O fundador e antigo líder do Triodos bank esteve à conversa com o JE, onde pôde expor alguns dos aspetos críticos da banca atual num prisma de sustentabilidade e inovação. À luz dos problemas recentes nos sistemas financeiros americano e europeu, com as falências dos bancos regionais nos EUA e a compra forçada do Crédit Suisse, Peter Blom confessa que esperava que estas situações tivessem ficado acauteladas depois da crise de 2008-2012.

“Temo-nos debatido bastante sobre qual deve ser o papel da banca na sociedade”, começa por referir. O problema passa bastante por um paradigma em que “os lucros são privados e as perdas são nacionalizadas”, o que cria um problema claro de risco moral, em que os agentes não são responsabilizados pelas suas ações, tendo assim um incentivo tácito para agir de forma irregular.

Isto levanta a questão sobre como limitar a probabilidade de problemas desta natureza. Por um lado, há quem advogue por limites ao tamanho dos bancos, o que levanta a questão sobre como determinar esse limite; por outro lado, ao deixar bancos ruir, o custo social pode ser elevado demais, o que cria outro tipo de problemas.

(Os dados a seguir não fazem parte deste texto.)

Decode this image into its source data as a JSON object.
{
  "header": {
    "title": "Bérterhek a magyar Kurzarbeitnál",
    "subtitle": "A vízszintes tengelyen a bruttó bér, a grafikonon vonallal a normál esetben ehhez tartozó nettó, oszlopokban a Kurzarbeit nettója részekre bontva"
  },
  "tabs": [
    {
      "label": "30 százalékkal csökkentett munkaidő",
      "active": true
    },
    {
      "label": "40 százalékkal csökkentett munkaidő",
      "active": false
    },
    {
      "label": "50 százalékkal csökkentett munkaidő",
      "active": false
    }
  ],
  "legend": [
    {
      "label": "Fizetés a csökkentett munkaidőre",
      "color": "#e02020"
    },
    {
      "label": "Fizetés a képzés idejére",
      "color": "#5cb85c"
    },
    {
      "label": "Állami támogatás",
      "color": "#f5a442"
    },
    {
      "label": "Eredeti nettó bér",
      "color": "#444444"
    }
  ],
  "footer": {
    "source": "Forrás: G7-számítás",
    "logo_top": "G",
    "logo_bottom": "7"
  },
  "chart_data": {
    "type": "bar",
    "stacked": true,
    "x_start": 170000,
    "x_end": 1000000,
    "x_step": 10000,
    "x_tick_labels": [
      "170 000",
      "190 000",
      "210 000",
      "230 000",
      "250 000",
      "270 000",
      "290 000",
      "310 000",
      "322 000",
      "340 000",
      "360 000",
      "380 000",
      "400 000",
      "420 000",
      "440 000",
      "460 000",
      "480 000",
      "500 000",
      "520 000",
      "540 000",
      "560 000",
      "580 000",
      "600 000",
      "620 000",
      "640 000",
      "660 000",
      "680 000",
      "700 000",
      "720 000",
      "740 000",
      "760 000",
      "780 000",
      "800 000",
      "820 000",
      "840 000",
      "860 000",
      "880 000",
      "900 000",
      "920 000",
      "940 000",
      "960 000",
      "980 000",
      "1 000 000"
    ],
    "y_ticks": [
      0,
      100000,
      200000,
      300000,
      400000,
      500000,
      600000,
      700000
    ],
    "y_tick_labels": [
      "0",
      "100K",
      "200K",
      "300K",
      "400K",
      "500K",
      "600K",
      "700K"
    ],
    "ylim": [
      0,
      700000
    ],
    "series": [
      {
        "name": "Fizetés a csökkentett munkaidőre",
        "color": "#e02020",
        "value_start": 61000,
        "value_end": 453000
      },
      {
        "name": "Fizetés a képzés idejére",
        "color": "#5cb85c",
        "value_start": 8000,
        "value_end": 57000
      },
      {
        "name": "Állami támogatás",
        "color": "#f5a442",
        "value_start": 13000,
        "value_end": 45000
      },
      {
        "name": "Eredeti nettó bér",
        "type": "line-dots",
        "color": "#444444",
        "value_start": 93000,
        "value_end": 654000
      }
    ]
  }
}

Ao mesmo tempo, o aumento de regulamentação, sobretudo na Europa, tem levado a aumentos consideráveis de custos, o que reforça o argumento da banca de que só através da escala é possível atingir uma rentabilidade razoável, relembra Peter Blom.

No entretanto, e enquanto estes problemas não são abordados, “o sistema financeiro consegue agora decidir se e que coisas avançam ou não”, o que confere a este sector um poder tremendo na sociedade.

Na Europa, esta realidade é agravada por margens muito pequenas, regulamentação extensa e apertada e, sobretudo, pela falta de alternativas maturas e credíveis ao financiamento tradicional na banca. Um caminho seria por capitais de risco mais forte, com maior literacia financeira entre a população e de forma a poder financiar pequenas e médias empresas (PME), para quem o atual sistema não tem funcionado.

“O mercado de capitais europeus é bom para as empresas nos 10% ou 20% do topo, mas para as PME é demasiado caro”, defende Peter Blom, pedindo também uma redução nos requisitos de capital definidos pela Comissão para estas empresas. Ainda assim, é preciso cuidado com a regulamentação nestas formas alternativas de financiamento.

“Como se regula estes agentes alternativos de forma a dar confiança às pessoas de que as coisas estão a ser feitas de forma correta, mas sem criar regras tão pesadas que repliquem o problema atual dos bancos?”, questiona, colocando o ênfase neste tópico.

Uma dimensão que Peter Blom argumenta tem agravado estes problemas é o excesso de liquidez nas economias europeias e americana, que criam incentivos para que “o dinheiro circule só de um lado para o outro sem criar valor”. Tal traduz-se num desequilíbrio entre a economia real e o mundo financeiro que, no limite, acaba por financiar produtos novos, como as criptomoedas, que, apesar de assentarem numa tecnologia válida, robusta e verdadeiramente inovador, “não são, por si só, inovação”.

“É preciso redirecionar novamente a inovação para o serviço da economia real. Pessoalmente, preferia ter estes jovens brilhantes a trabalhar em novas formas de engenharia, agricultura ou construção em vez de se focarem em derivadas matemáticas. Às vezes temos de dar um passo atrás e perguntarmo-nos de que forma estão estas pessoas a contribuir para resolver problemas reais do mundo”, remata.